Bir kişinin size şu ya da bu şekilde yanıt verdiğinde, kabul ettiğinde, reddettiğinde vb. nasıl hissettiğini anlamaya çalışın.

Duygularını kontrol et

Satıştaki ilk işimde, müşterilerle iletişim kurduktan sonra birisi onlara telefonda kaba davrandığında kızların ağladığını sık sık izlerdim. Hemen gönderilenin ben değil, şirket, ürün veya değişiklikler olduğuna karar verdim.

Olumsuzluk benim dışımdaki her şeye yöneliktir - bu yaklaşımın çok faydası var.

Müşterilerin ilk toplantıda veya ilk aramada (özellikle soğuk olanda) agresif davrandıklarını sıklıkla gözlemledim.
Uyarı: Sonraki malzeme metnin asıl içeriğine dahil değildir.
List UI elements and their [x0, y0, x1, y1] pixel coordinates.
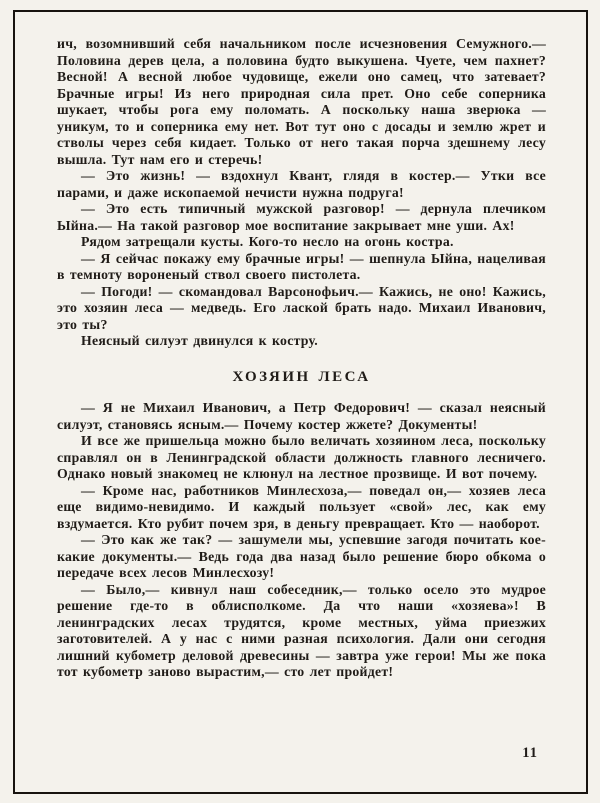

Satış elemanları CRM'e şöyle yazıyor: "Müşteri kabanın teki, onu bir daha asla aramayın." Bazen bir hafta sonra ben de böyle bir kişiyi aradım ve çok iyi biri olduğu ortaya çıktı.

Yanlış zamanda aradık ve sıcak ellere düştük, bunu kişisel olarak algılamaya veya müşteriye son vermeye gerek yok.

İnsanlara yardım et

Rahibe Teresa gibi hizmet etmek zorunda değilsiniz ama ahlaki eğitim Sürdürülebilir olmayan, değer sağlamayan, müşterinin ihtiyaç duymadığı bir ürünü satmanıza izin vermemelidir.

Çoğu zaman bir müşterinin belirli bir hizmeti sipariş ettiği görülür, ancak iletişim sonrasında ona daha düşük faturalı bir ürün sunuyoruz. Müşteriler genellikle şaşırırlar, ancak bizim görevimiz, daha az kazansak bile, mümkün olduğunca etkili bir şekilde yardımcı olmaktır.

Kendin ol

Satış ve müzakereler sistematik bir iştir; takip edilmesi gereken birçok iş sürecimiz, kontrol listemiz ve satış yapımız var.

Yıllar süren çalışmam boyunca, her güçlü müzakerecinin kendi avantajları ve işine yarayan teknikleri olduğunu uzun zamandır fark ettim, ancak bu teknikler başka biri tarafından kopyalanırsa işe yaramayacaktır. Samimi ve doğal olun ve önce müşteriyi düşünün.

Satışta çalışmak bir angarya gibi görünüyor; her gün insanları ararsınız. Ancak her yeni konuşma, yeni müşteri bir zorluktur.

Müşterinin sorunu çözülmeli. Her gün geçmiş deneyimlerden dolayı şüphelerle, güvensizlikle karşı karşıya kalıyoruz ve danışanı her zaman pozitifliğe hazırlıyoruz.

Olumsuz bir müşteri sadık hale geldiğinde satış elemanı mutlu olur.

Bir müşterinin arayıp birkaç yıldır çözemediği bir sorunu çözdüğümüzü söylemesi güzel. Bize hediyeler verildiğinde, doğum günümüzü kutladığımızda ve sadece teşekkür ettiğimizde, yapılan işin boşuna yapılmadığını gerçekten anlıyoruz.